A more realistic model would be to use a vector instead of p_i, where each index is how often the node i is in place or among a certain group of people. Then the probability of a connection between i and j should be 1-\prod_k (1-p_{ik}p_{jk}).

ext_755610:
2011-08-21T10:06:47Z

My graph theory knowledge is elementary and all my terminology was in Greek, but here we go:

Assortivity is close, but not good enough to explain this. The reason why it's difficult to model this situation is because different people use social networks for different uses. For example, we have famous people who work as a kind of hub or backbone network: They are usually interconnected and they have a lot of followers/friends with low degree.

Then, they are tight-knit communities who form cliques. Note that the usual case is that a vertex belongs to half a dozen cliques, maybe more.

As for why your example is atypical, I will go a step further: It is impossible, yet the reason have nothing to do with graph theory. Simply put, if you are in a community of N people and you share N-1 friends with somebody, it follows that eventually one of the following will be true:

a) You will become friends with the Nth person, thus completing the graph.
b) You will become "enemies" with the Nth person, which given some time will completely change the structure of the graph to two loosely connected pieces, in the best case.

Most student relationships would probably confirm my hypothesis, as those who went to school might notice.

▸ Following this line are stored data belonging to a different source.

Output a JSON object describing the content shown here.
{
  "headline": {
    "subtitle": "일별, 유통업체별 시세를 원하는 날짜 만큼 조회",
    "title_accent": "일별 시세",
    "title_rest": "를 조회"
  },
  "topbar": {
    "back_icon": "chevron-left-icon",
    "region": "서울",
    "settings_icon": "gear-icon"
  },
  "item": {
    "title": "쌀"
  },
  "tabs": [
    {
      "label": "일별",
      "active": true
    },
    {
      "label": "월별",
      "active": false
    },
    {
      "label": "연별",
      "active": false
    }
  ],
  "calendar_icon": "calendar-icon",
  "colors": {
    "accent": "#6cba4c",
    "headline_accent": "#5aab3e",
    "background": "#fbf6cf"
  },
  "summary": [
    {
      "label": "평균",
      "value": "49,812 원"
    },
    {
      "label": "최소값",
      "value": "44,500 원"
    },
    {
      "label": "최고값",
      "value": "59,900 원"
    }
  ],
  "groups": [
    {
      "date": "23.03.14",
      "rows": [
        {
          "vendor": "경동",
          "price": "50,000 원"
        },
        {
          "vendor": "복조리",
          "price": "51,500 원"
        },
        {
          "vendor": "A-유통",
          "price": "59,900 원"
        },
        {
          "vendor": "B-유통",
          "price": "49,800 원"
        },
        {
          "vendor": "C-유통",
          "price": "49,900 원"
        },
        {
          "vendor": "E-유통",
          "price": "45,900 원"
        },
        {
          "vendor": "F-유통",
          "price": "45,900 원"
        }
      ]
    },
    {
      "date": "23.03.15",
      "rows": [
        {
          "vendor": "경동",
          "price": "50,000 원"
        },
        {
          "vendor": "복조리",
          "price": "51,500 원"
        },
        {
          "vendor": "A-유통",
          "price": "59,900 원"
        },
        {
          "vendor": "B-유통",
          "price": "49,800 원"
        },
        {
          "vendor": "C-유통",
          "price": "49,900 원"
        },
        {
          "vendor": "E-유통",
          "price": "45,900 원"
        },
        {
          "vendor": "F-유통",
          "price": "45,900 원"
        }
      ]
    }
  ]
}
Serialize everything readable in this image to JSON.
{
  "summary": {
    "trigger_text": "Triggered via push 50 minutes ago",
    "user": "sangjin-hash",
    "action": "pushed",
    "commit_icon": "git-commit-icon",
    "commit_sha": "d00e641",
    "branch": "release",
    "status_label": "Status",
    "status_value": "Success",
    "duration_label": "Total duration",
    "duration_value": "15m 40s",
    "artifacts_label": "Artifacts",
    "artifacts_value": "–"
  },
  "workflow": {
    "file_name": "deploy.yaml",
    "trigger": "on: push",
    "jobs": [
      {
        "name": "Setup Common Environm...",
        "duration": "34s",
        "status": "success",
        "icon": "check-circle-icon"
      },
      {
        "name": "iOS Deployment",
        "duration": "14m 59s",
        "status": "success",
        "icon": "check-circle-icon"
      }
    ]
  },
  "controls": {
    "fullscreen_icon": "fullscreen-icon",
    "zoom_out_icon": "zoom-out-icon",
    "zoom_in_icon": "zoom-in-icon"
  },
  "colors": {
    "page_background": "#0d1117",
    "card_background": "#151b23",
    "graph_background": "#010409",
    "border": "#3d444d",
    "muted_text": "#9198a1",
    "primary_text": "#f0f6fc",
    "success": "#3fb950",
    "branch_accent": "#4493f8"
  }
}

dvd_gonzales: Another rigorous heuristic explanation
2011-08-22T02:40:07Z

I suggest the reason the average degree of a vertex's neighbors is larger than its degree is because of the heavy tailed-ness of the nodes' degree-distribution. Such distribution have the property that the mean is greater than the median.

If we consider the degrees of the a vertex's neighbors as samples from the degree distribution then the average of those is an approximation of the mean of the degree-distribution. Most vertices have degrees of median degree or less (by definition of median), and therefore since the median is less than the mean, most vertices' degree is less than said approximation of the mean of the degree-distribution.

The example discussed in the post, has the mean less than the median, and therefore the argument above does not follow through. Specifically, for n-vertex complete graph with 1 edge removed, the average degree is n-1-2/n, and the median degree is n-1 (for n > 3).

Using average neighbor degree as an approximation of the mean is a heuristic. In assortative graphs the situation is even better, since higher degree nodes tend to use the higher part of the distribution. This would tend to increase the popularity of the good event (degree less than average of neighbors) even more.

Of course, this is a heuristic explanation but it has a convincing ring to it, I hope.